Eternal love



There is definitely no break from motherhood.
I went to bed lastnight with throbbing headache.
I thought to myself, must be dehydration because it was a very hot day.
I drank water and went to bed, thinking the sleep will heal everything.
At 3.30 a.m. I woke up.
I wasn't really sleeping because of the throbbing frontal headache.
I was feeling so miserable so I woke my husband up and asked for some water.
After taking a few sips, I staggered to the bathroom.
To vomit.
I kept on vomiting like 4 times until I became so weak, sitting on the bathroom floor.

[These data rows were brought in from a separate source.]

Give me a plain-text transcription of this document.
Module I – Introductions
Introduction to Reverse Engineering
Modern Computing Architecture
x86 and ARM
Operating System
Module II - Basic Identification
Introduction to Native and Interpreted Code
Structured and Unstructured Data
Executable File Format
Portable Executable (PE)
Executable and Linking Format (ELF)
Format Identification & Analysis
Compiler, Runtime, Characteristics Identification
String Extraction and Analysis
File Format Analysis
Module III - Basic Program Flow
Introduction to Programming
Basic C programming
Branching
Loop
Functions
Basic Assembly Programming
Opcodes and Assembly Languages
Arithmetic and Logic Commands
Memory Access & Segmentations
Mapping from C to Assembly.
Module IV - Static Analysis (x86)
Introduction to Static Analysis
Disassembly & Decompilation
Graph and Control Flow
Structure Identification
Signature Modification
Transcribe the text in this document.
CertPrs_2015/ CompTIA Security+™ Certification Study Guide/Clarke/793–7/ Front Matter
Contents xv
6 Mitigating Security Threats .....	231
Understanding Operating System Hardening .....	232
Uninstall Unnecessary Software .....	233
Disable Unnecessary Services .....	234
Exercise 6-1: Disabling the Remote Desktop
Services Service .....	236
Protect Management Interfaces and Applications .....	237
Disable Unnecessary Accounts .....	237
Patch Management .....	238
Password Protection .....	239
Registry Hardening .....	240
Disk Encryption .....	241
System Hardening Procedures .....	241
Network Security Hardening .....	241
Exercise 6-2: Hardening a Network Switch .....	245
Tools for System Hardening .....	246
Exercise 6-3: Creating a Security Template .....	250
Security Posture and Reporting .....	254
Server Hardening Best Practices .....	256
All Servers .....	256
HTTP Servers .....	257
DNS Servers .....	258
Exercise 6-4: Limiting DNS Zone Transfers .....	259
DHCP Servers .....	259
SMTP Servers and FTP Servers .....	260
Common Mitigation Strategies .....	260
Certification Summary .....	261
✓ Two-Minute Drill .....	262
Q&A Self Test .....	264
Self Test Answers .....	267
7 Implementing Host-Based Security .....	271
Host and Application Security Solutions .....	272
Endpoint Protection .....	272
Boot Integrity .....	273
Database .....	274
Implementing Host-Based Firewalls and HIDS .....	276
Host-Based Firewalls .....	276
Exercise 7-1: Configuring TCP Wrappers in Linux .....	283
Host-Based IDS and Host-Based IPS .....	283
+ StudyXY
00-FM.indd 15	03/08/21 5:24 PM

At the break of dawn, I was not feeling better and I thought it was such a nasty migraine.
Took EL for the day.
And, my husband offered breakfast.
I refused.
I was scared of vomiting.
He showered Isabella and make porridge for her.
After they had their meal, I was still lying helplessly on the bed.
My husband then felt my forehead and remarked,'I think you have a fever'.
He was right. My temperature was 38'C.

He was planning to drop Isabella to her babysitter on the way to work but I felt sorry for her.
I said, I would take care of her.
It was more like she was taking care of herself while I dozed off here and then.
When I opened my eyes, she was playing in her tent, next she was reading her book and everytime I opened my eyes, she kept on changing her location.

I was truly awake when she fell on my chest and started nozzling my neck.
Slightest movement elicitted the pain but what can I say to her, she wanted to be close to her mother and to feel loved.

I realized that I could never get a break from motherhood no matter how sick I feel.
All mothers go through this period.
How can I scold this pretty lady??
I was grateful that, the day has passed and despite feeling very sick and weak, I managed a weak smile to my baby here and then.